En el momento en que alcanzó los 89 votos necesarios para convertirse en Papa, los 133 cardenales estallaron en un aplauso de pie para Robert Prevost. Cuando terminó la ovación, hubo que seguir contando los votos porque todavía faltaban algunos. Lo que pasa es que en la Capilla Sixtina, muchos de los clérigos van anotando el conteo de votos conforme se van abriendo las papeletas y leyendo los nombres. Al entrar a la sesión de ese jueves por la tarde, ya sabían que Prevost sería el nuevo papa. Todo se había ido decantando hacia él en las dos rondas electorales de la mañana. Era sólo cuestión de tiempo. Y no pasó mucho tiempo.

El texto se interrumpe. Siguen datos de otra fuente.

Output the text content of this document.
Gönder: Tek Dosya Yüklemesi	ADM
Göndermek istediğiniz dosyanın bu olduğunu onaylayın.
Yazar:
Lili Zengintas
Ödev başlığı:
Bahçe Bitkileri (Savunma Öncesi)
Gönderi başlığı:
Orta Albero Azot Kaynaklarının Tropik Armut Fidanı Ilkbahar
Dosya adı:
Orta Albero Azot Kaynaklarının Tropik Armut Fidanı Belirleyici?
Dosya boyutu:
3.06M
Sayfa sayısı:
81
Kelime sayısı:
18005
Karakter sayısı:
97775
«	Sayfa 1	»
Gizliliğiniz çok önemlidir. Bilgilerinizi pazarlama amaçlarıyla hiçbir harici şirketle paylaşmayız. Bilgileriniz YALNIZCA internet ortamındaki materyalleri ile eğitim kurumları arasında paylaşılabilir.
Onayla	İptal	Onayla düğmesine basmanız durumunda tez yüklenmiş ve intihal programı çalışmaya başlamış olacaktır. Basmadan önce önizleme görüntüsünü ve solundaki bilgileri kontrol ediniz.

Ahora sabemos que, si bien eran más cardenales, no necesariamente eso se traducía en más papables. Francisco democratizó y expandió el cónclave, y al hacerlo, bajó las calificaciones tradicionalmente requeridas para llegar hasta ahí. Muchos de los cardenales llegados de sitios recónditos o en los que el catolicismo es testimonial, tienen grandes historias de evangelización incluso bajo persecución, pero no tienen roce con la curia, quizá no hablan italiano, no los conocen en Roma y ellos no conocen a casi nadie (llegaron a presentarse en pleno precónclave). Estos son factores que pesan. Milán y París, dos de las grandes reservas numéricas de católicos, no tienen cardenal. Pero sí lo tiene Mongolia, donde hay 2 mil creyentes.
Ahora sabemos que, por eso, el ala más dura de los cardenales nunca tuvo ninguna oportunidad de empujar un papado que retrocediera en las rutas de apertura impulsadas por el papa Francisco. No tenían los números. Necesitaban ser 45 para convertirse en una suerte de bloque opositor de la supermayoría. Ni cerca. Su mejor estrategia era empujar de entre los papables “liberales” al que les pareciera más aceptable.
Ahora sabemos que, durante los días previos al cónclave, en las congregaciones de cardenales, los electores fueron esculpiendo el perfil del nuevo papa: cercano a la gente y comprometido en lo social, buen administrador y gobernante, robusto académicamente. Benedicto, con una solidez teológica apabullante y un orden administrativo que urgía en la Iglesia, carecía del ingrediente de empatía. Francisco, menos ducho en lo académico, compensaba con un fascinante carisma.
Ahora sabemos que el considerado favorito, el cardenal Pietro Parolín no tiene experiencia de pastor, pues siempre ha trabajado desde la élite burocrática eclesiástica. Ahora sabemos que otro de los más mencionados, el filipino Tagle, sobrado en cercanía con la gente, tropezó con la administración de Cáritas cuando lo jaló Francisco para trabajar en el Vaticano. En cambio, dicen que Prevost tiene palomita en todos los casilleros. Y, además, lo conocían hasta los que no conocían a nadie: en el gabinete de Francisco era el poderoso encargado de evaluar a los candidatos a obispos, así que todos los cardenales tuvieron que pasar por su escritorio para cabildear. Y se ganó fama de tener buena mano izquierda, de no abusar de ese enorme poder. Además, tenía experiencia electoral: había ganado por votación la jefatura mundial de los agustinos (y hasta la reelección).
El nuevo papa ha sabido leer el papel de puente de unidad que le encomendaron sus electores. Ya mandó las primeras señales: en su primera aparición pública portó la muceta papal roja que va sobre los hombros, pero no se puso los zapatos del mismo color (es decir, a la mitad entre Benedicto y Francisco); y ya mandó acondicionar el Palacio Apostólico para volver a vivir ahí, dicen que sin lujos (de nuevo a la mitad). Su primera frase fue por la paz. Su primera bendición de domingo fue contra la guerra. Pero leyendo, para no tropezar con alguna declaración indeseada de la que luego se tenga que desdecir.
SACIAMORBOS
Es política intensa, sí, es ideología, geografía y simpatía, sí, pero se equivoca quien piense que no hay un ingrediente intangible, que escapa al raciocinio.